Pennaco, in addition to its development south of Gillette, holds acreage north and south of Sheridan and large spreads in northeastern Campbell County and southeastern Montana.

Redstone Gas Partners, Denver, has several hundred locations staked in 9s-39e, 40e, and 41e, Big Horn County, Mont., all within a few miles of the town of Decker.

Gas, coal statistics

Various entities estimate 30-40 tcf of original gas in place in the Paleocene Fort Union and overlying Eocene Wasatch formations of Tertiary. Tongue River, or upper Fort Union, is deemed the most prospective part of that formation.

The basin contains an estimated 1.3 trillion short tons of coal in place, 3.5 times that of the San Juan basin and 21 times that of the Black Warrior basin. A typical well in the play will penetrate 250 to 1,000 ft of coal (OGJ, Apr. 26, 1999, p. 35).

With the coals at 1,000 ft or less along the basin's eastern flank, drilling and completion costs are $40,000-65,000. Coals range as deep as 3,000 ft farther west in the basin.

Well performance varies greatly, but the basin has largely defied previous wisdom about coal reservoirs, Scott Montgomery points out in Petroleum Frontiers.

That wisdom in the early 1990s was that higher rank coals with relatively high gas contents were necessary for commercial rates of production.
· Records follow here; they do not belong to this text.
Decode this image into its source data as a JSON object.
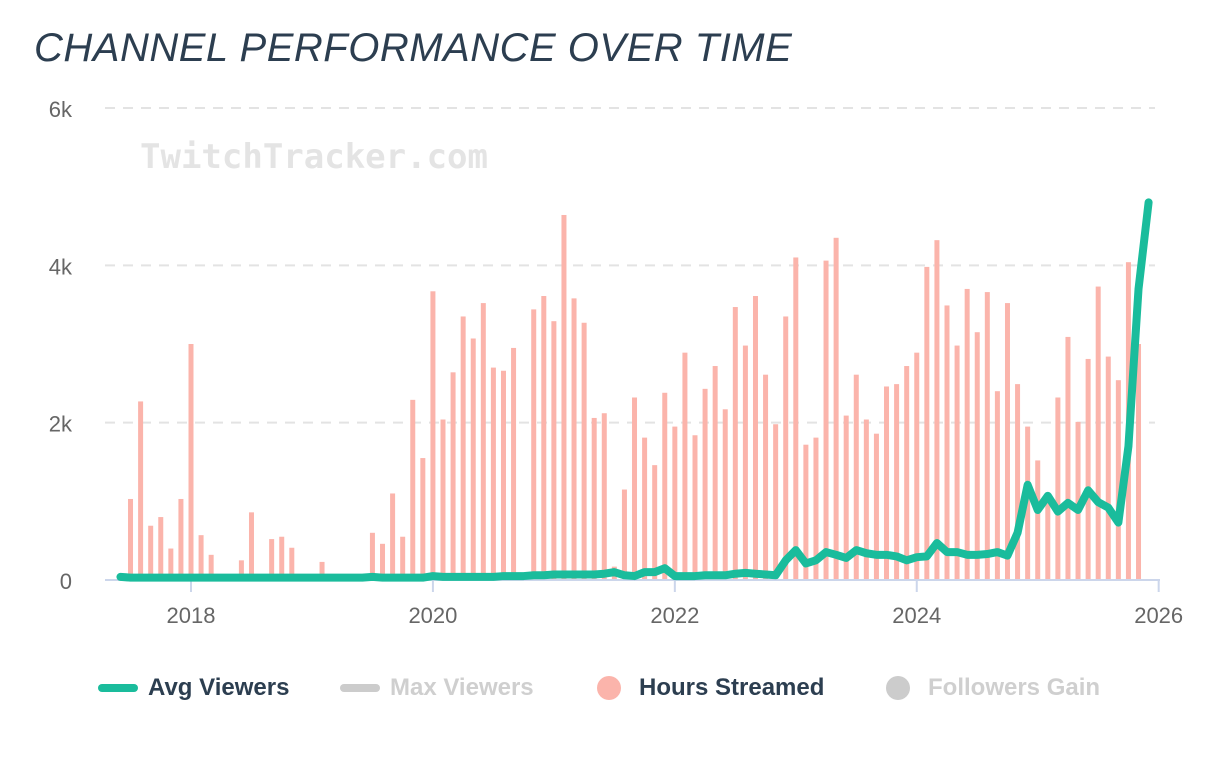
{
  "chart_data": {
    "type": "bar+line",
    "title": "CHANNEL PERFORMANCE OVER TIME",
    "watermark": "TwitchTracker.com",
    "x_start": "2017-06",
    "x_interval": "month",
    "x_tick_labels": [
      "2018",
      "2020",
      "2022",
      "2024",
      "2026"
    ],
    "y_tick_labels": [
      "0",
      "2k",
      "4k",
      "6k"
    ],
    "ylim": [
      0,
      6000
    ],
    "grid": true,
    "legend_position": "bottom",
    "series": [
      {
        "name": "Avg Viewers",
        "type": "line",
        "color": "#1abc9c",
        "visible": true,
        "values": [
          40,
          30,
          30,
          30,
          30,
          30,
          30,
          30,
          30,
          30,
          30,
          30,
          30,
          30,
          30,
          30,
          30,
          30,
          30,
          30,
          30,
          30,
          30,
          30,
          30,
          40,
          30,
          30,
          30,
          30,
          30,
          50,
          40,
          40,
          40,
          40,
          40,
          40,
          50,
          50,
          50,
          60,
          60,
          70,
          70,
          70,
          70,
          70,
          80,
          100,
          60,
          50,
          100,
          100,
          150,
          50,
          50,
          50,
          60,
          60,
          60,
          80,
          90,
          80,
          70,
          60,
          250,
          380,
          210,
          250,
          355,
          320,
          280,
          380,
          340,
          320,
          320,
          300,
          250,
          290,
          300,
          470,
          355,
          355,
          320,
          320,
          330,
          355,
          310,
          600,
          1210,
          890,
          1070,
          870,
          980,
          890,
          1140,
          990,
          920,
          730,
          1700,
          3700,
          4800
        ]
      },
      {
        "name": "Max Viewers",
        "type": "line",
        "color": "#cccccc",
        "visible": false
      },
      {
        "name": "Hours Streamed",
        "type": "bar",
        "color": "#fbb4ab",
        "visible": true,
        "values": [
          0,
          1030,
          2270,
          690,
          800,
          400,
          1030,
          3000,
          570,
          320,
          0,
          0,
          250,
          860,
          0,
          520,
          550,
          410,
          0,
          0,
          230,
          0,
          0,
          0,
          0,
          600,
          460,
          1100,
          550,
          2290,
          1550,
          3670,
          2040,
          2640,
          3350,
          3070,
          3520,
          2700,
          2660,
          2950,
          0,
          3440,
          3610,
          3290,
          4640,
          3580,
          3270,
          2060,
          2120,
          170,
          1150,
          2320,
          1810,
          1460,
          2380,
          1950,
          2890,
          1840,
          2430,
          2720,
          2170,
          3470,
          2980,
          3610,
          2610,
          1980,
          3350,
          4100,
          1720,
          1810,
          4060,
          4350,
          2090,
          2610,
          2040,
          1860,
          2460,
          2490,
          2720,
          2890,
          3980,
          4320,
          3490,
          2980,
          3700,
          3150,
          3660,
          2400,
          3520,
          2490,
          1950,
          1520,
          1000,
          2320,
          3090,
          2010,
          2810,
          3730,
          2840,
          2540,
          4040,
          3000,
          0
        ]
      },
      {
        "name": "Followers Gain",
        "type": "bar",
        "color": "#cccccc",
        "visible": false
      }
    ]
  }
}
These and other assumptions "have been shown largely irrelevant to the Powder River basin, where thick, shallow, low-rank, high-permeability coal beds appear to produce mainly free and dissolved gas at rates often well above those measured for deeper, higher rank coals in other basins."

Wyoming also has coalbed methane resources in the Bighorn, Green River, Hanna, and Wind River basins and on the Overthrust Belt, Gas Research Institute points out. Likwartz said the commission has issued several permits to drill exploratory coalbed methane wells in Carbon, Sweetwater, Uinta, and Natrona counties.